İşbaşındaki iktidarın ulusal günlerde, aydınlanmacı laik Cumhuriyetin kurucusu Atatürk’ü anmaktan kaçınması sert eleştirilere yol açıyor. Durumdaki garabeti görmekle birlikte eleştirilere katılmıyorum.

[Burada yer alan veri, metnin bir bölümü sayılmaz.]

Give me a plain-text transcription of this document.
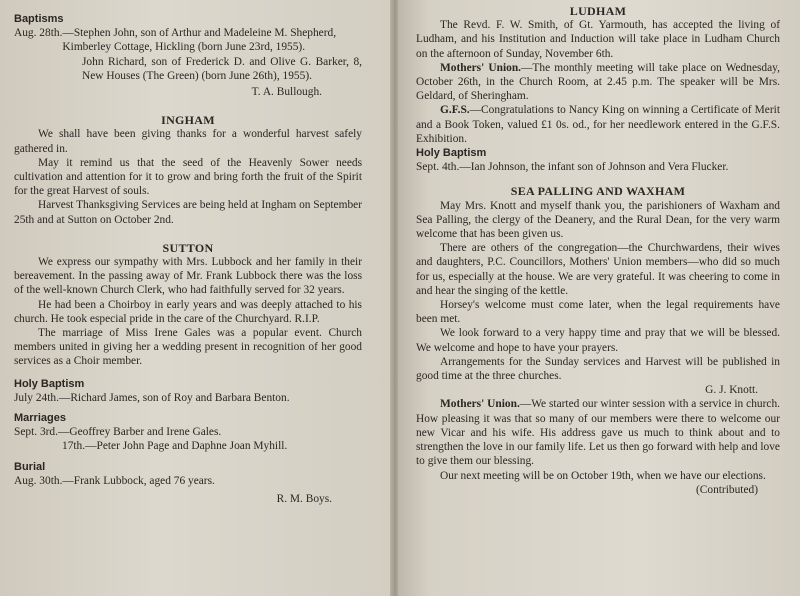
Baptisms

Aug. 28th. —Stephen John, son of Arthur and Madeleine M. Shepherd, Kimberley Cottage, Hickling (born June 23rd, 1955).

John Richard, son of Frederick D. and Olive G. Barker, 8, New Houses (The Green) (born June 26th), 1955).

T. A. Bullough.

INGHAM

We shall have been giving thanks for a wonderful harvest safely gathered in.

May it remind us that the seed of the Heavenly Sower needs cultivation and attention for it to grow and bring forth the fruit of the Spirit for the great Harvest of souls.

Harvest Thanksgiving Services are being held at Ingham on September 25th and at Sutton on October 2nd.

SUTTON

We express our sympathy with Mrs. Lubbock and her family in their bereavement. In the passing away of Mr. Frank Lubbock there was the loss of the well-known Church Clerk, who had faithfully served for 32 years.

He had been a Choirboy in early years and was deeply attached to his church. He took especial pride in the care of the Churchyard. R.I.P.

The marriage of Miss Irene Gales was a popular event. Church members united in giving her a wedding present in recognition of her good services as a Choir member.

Holy Baptism

July 24th.—Richard James, son of Roy and Barbara Benton.

Marriages

Sept. 3rd.—Geoffrey Barber and Irene Gales.

17th.—Peter John Page and Daphne Joan Myhill.

Burial

Aug. 30th.—Frank Lubbock, aged 76 years.

R. M. Boys.

LUDHAM

The Revd. F. W. Smith, of Gt. Yarmouth, has accepted the living of Ludham, and his Institution and Induction will take place in Ludham Church on the afternoon of Sunday, November 6th.

Mothers' Union.—The monthly meeting will take place on Wednesday, October 26th, in the Church Room, at 2.45 p.m. The speaker will be Mrs. Geldard, of Sheringham.

G.F.S.—Congratulations to Nancy King on winning a Certificate of Merit and a Book Token, valued £1 0s. od., for her needlework entered in the G.F.S. Exhibition.

Holy Baptism

Sept. 4th.—Ian Johnson, the infant son of Johnson and Vera Flucker.

SEA PALLING AND WAXHAM

May Mrs. Knott and myself thank you, the parishioners of Waxham and Sea Palling, the clergy of the Deanery, and the Rural Dean, for the very warm welcome that has been given us.

There are others of the congregation—the Churchwardens, their wives and daughters, P.C. Councillors, Mothers' Union members—who did so much for us, especially at the house. We are very grateful. It was cheering to come in and hear the singing of the kettle.

Horsey's welcome must come later, when the legal requirements have been met.

We look forward to a very happy time and pray that we will be blessed. We welcome and hope to have your prayers.

Arrangements for the Sunday services and Harvest will be published in good time at the three churches.

G. J. Knott.

Mothers' Union.—We started our winter session with a service in church. How pleasing it was that so many of our members were there to welcome our new Vicar and his wife. His address gave us much to think about and to strengthen the love in our family life. Let us then go forward with help and love to give them our blessing.

Our next meeting will be on October 19th, when we have our elections.

(Contributed)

Çünkü demokrasilerde, herkesin laikliği, aydınlanmayı, özgürlükçü düzeni sevmek ve savunmak gibi bir zorunluluğu yoktur.
Bu adamlar da özgürlüğe, aydınlanmaya karşı demokrasinin onsuz olmazı laikiliğin düşmanı, ağızlarını açsalar da açmasalar da bunun böyle olduğunu herkes biliyor.
Onlardan, düşmanı oldukları aydınlanmayı, laikliği özgür düşünceyi ve Atatürk’ü öven sözler söylemelerini beklemek abestir.
***
Bu, onların Atatürkçü olmalarını istemek anlamına gelir.